A sales quota is the financial goal that individual salespeople and teams must achieve by the end of a specific period, usually a month or a quarter. Quotas are set by sales leaders, and achieving the quotas usually results in a performance bonus for the salesperson.
Sales Quotas vs Sales Goal
Are sales quotas and sales goals the same thing? Not exactly. Sales quotas are often part of a series of actions set to help salespeople achieve a certain goal.
For example, if a company sets a goal to increase finance directors email lists revenue by 25% in 2021, sales leadership will identify how many sales they need to close in 2021 to reach that revenue goal.
They will then calculate how many deals their salespeople need to close per quarter to contribute to that goal. The financial value of those deals would be the salesperson's quota.
A salesperson's quota is often directly related to their compensation plan, including commissions and bonuses.

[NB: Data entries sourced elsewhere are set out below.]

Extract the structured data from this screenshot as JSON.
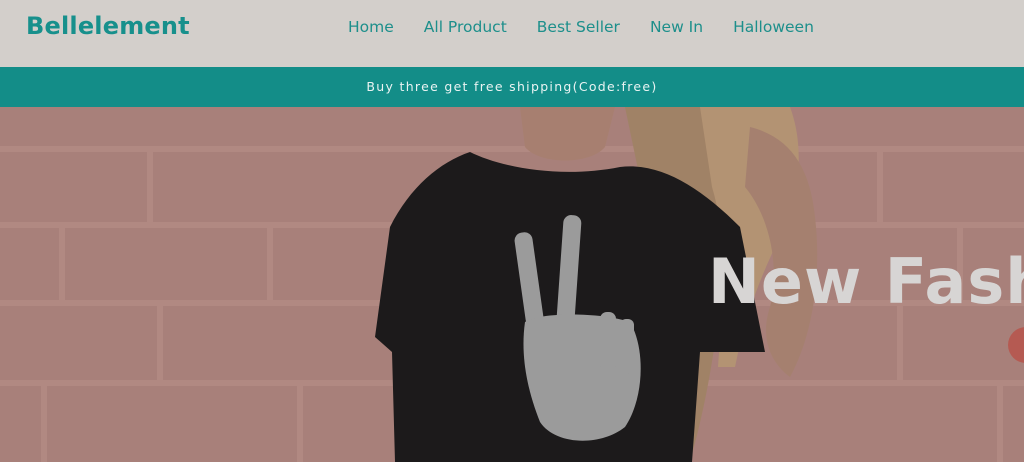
{
  "brand": {
    "name": "Bellelement",
    "accent": "#17908c"
  },
  "nav": {
    "items": [
      {
        "label": "Home"
      },
      {
        "label": "All Product"
      },
      {
        "label": "Best Seller"
      },
      {
        "label": "New In"
      },
      {
        "label": "Halloween"
      }
    ]
  },
  "promo": {
    "text": "Buy three get free shipping(Code:free)",
    "background": "#138d88"
  },
  "hero": {
    "title": "New Fash",
    "image": "woman-in-black-skeleton-peace-hand-tshirt-on-pink-brick-wall",
    "cta_color": "#b55a52"
  }
}
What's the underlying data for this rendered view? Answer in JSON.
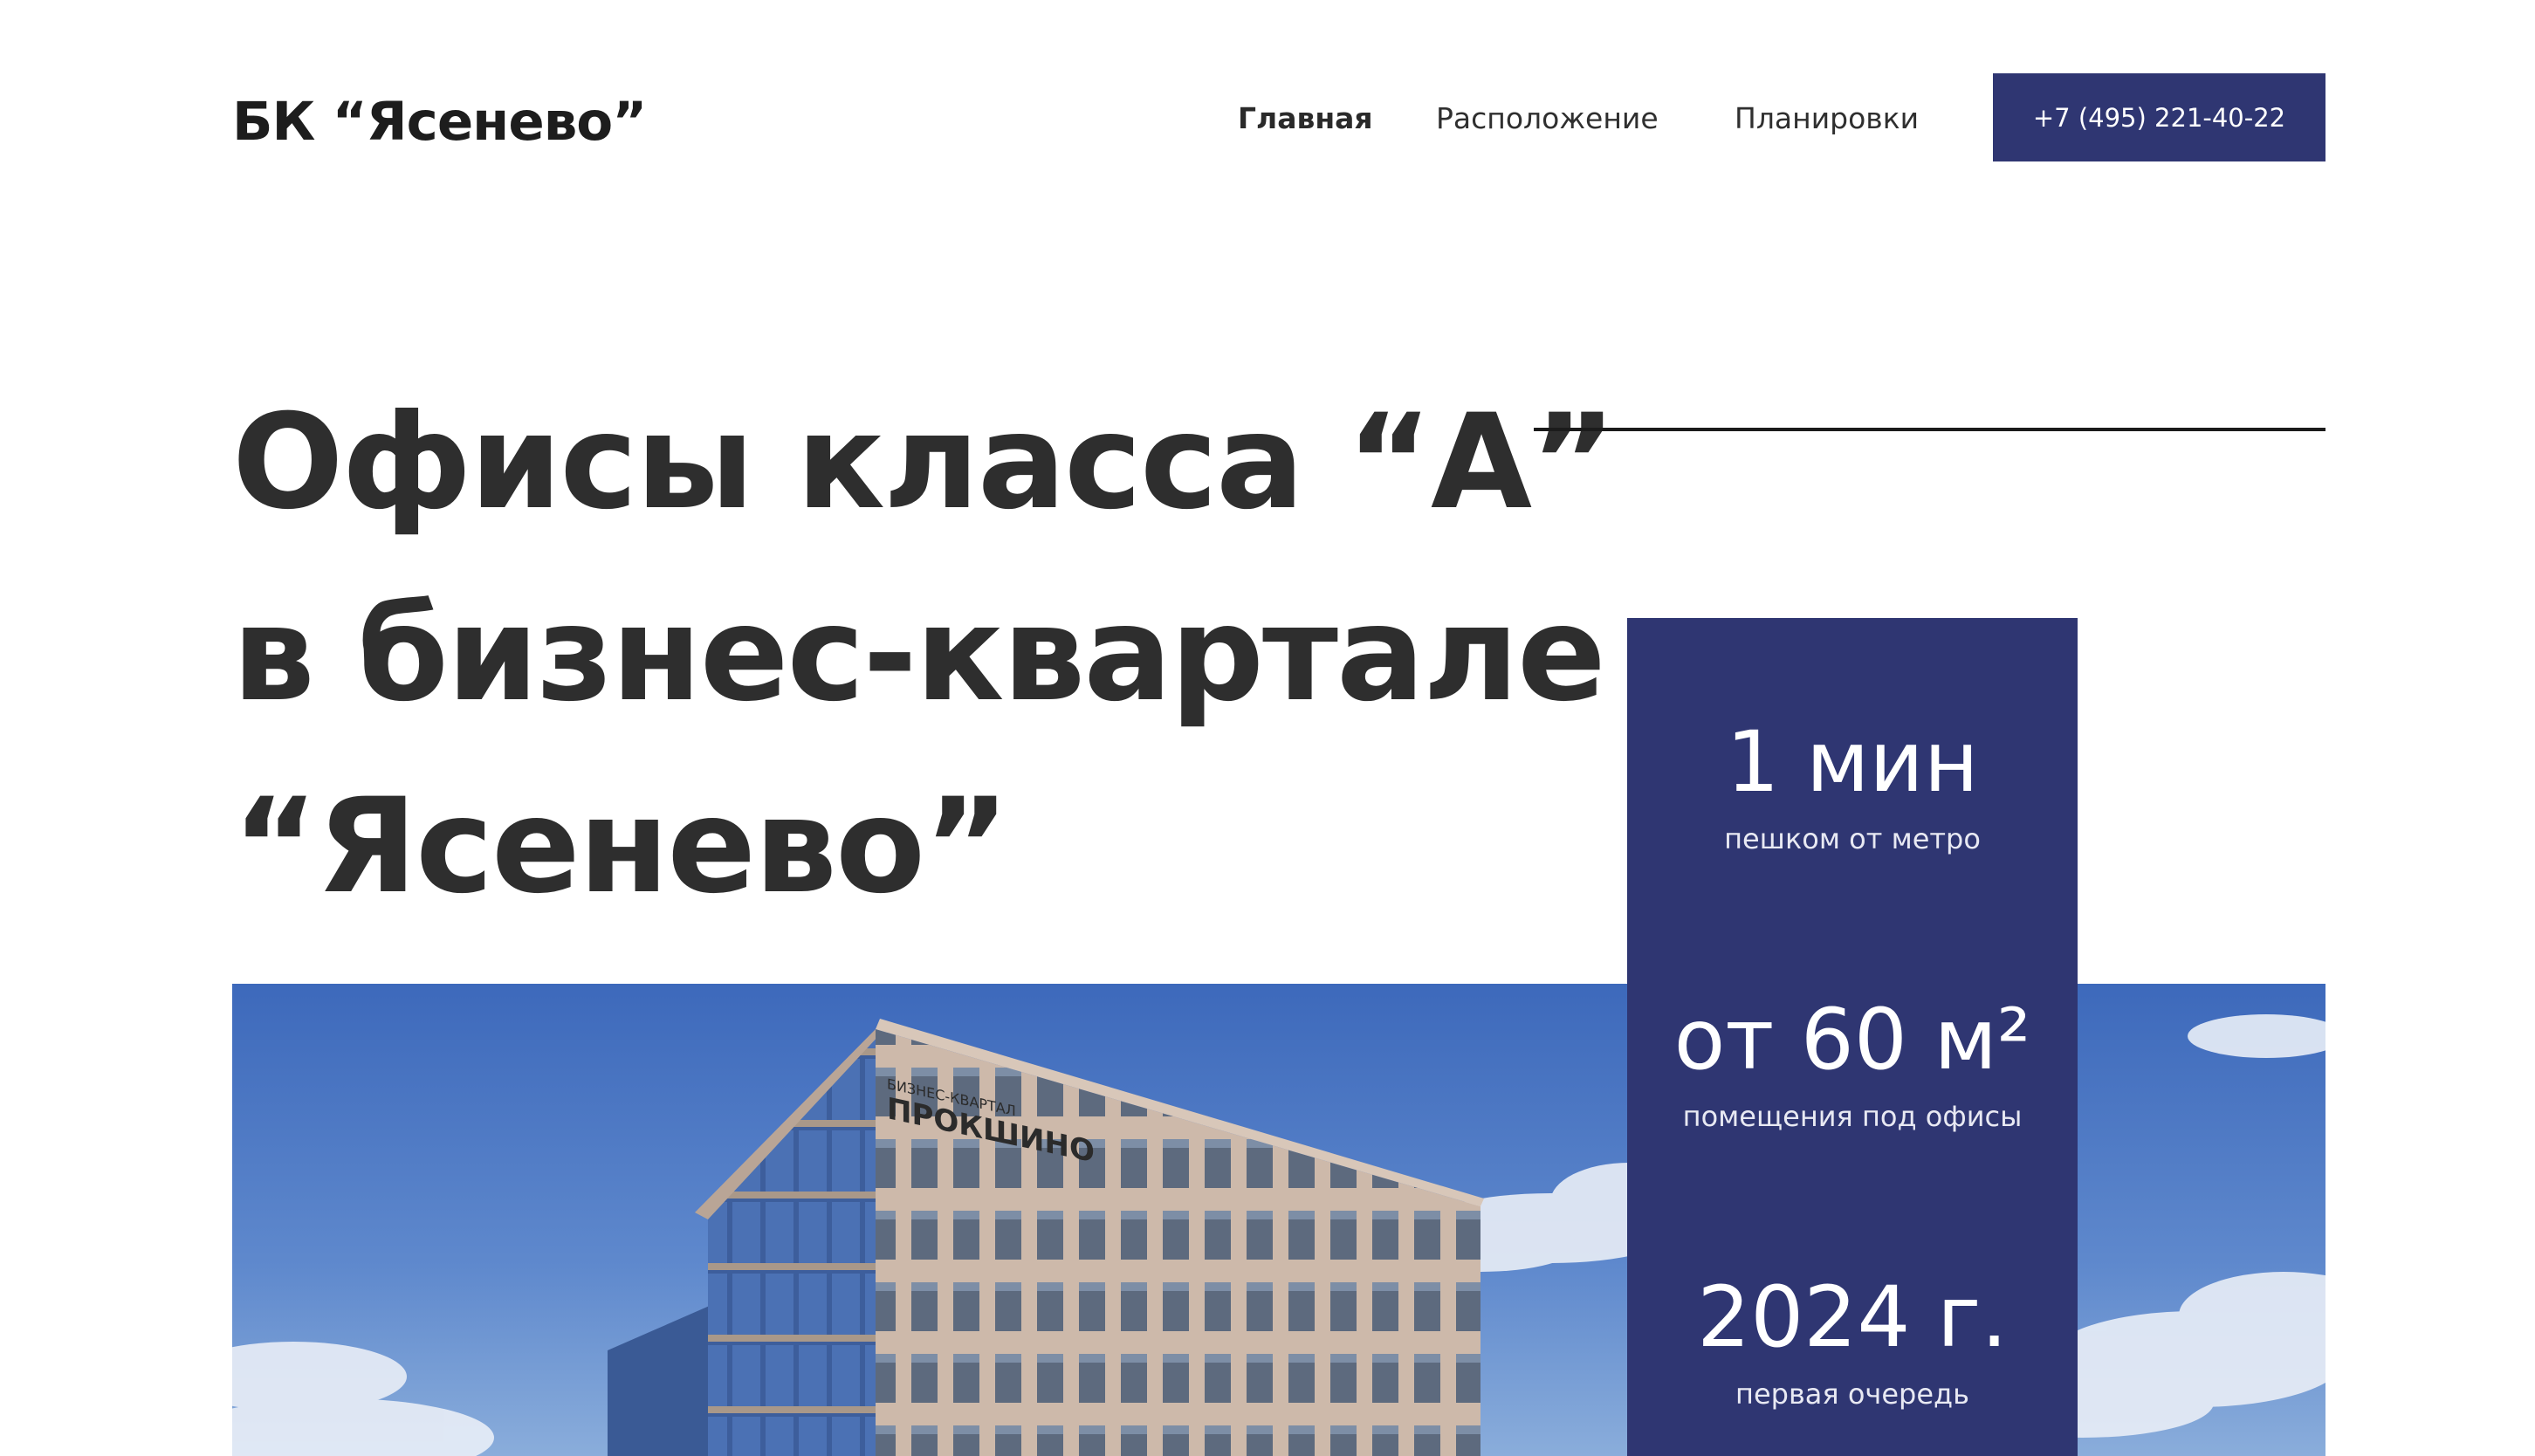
{
  "header": {
    "logo": "БК “Ясенево”",
    "nav": [
      {
        "label": "Главная",
        "active": true
      },
      {
        "label": "Расположение",
        "active": false
      },
      {
        "label": "Планировки",
        "active": false
      }
    ],
    "phone": "+7 (495) 221-40-22"
  },
  "hero": {
    "title_lines": [
      "Офисы класса “А”",
      "в бизнес-квартале",
      "“Ясенево”"
    ]
  },
  "stats": [
    {
      "value": "1 мин",
      "caption": "пешком от метро"
    },
    {
      "value": "от 60 м²",
      "caption": "помещения под офисы"
    },
    {
      "value": "2024 г.",
      "caption": "первая очередь"
    }
  ],
  "photo": {
    "building_sign": [
      "БИЗНЕС-КВАРТАЛ",
      "ПРОКШИНО"
    ]
  },
  "colors": {
    "accent": "#2f3672",
    "text": "#2f2f2f",
    "sky": "#4f7cc6"
  }
}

Another sales metric that is confused with sales quota is sales goal. Sales goals differ from sales quotas in that goals are typically defined for a team rather than an individual. Sales goals describe how many products or service packages your team needs to sell to meet revenue goals over a specific time period. Sales goals help salespeople break down their sales goals and sales quotas into achievable chunks.
Sales Quota Agreement
Once sales quotas are set and sales goals and objectives are accounted for, sales reps are given a sales quota agreement that outlines each of these elements. The purpose of a sales quota agreement is to provide transparency into what is required to meet the quota and how that quota will be calculated over the sales period. Sales quota agreements hold salespeople accountable for meeting goals and hold managers responsible for accurately rewarding performance.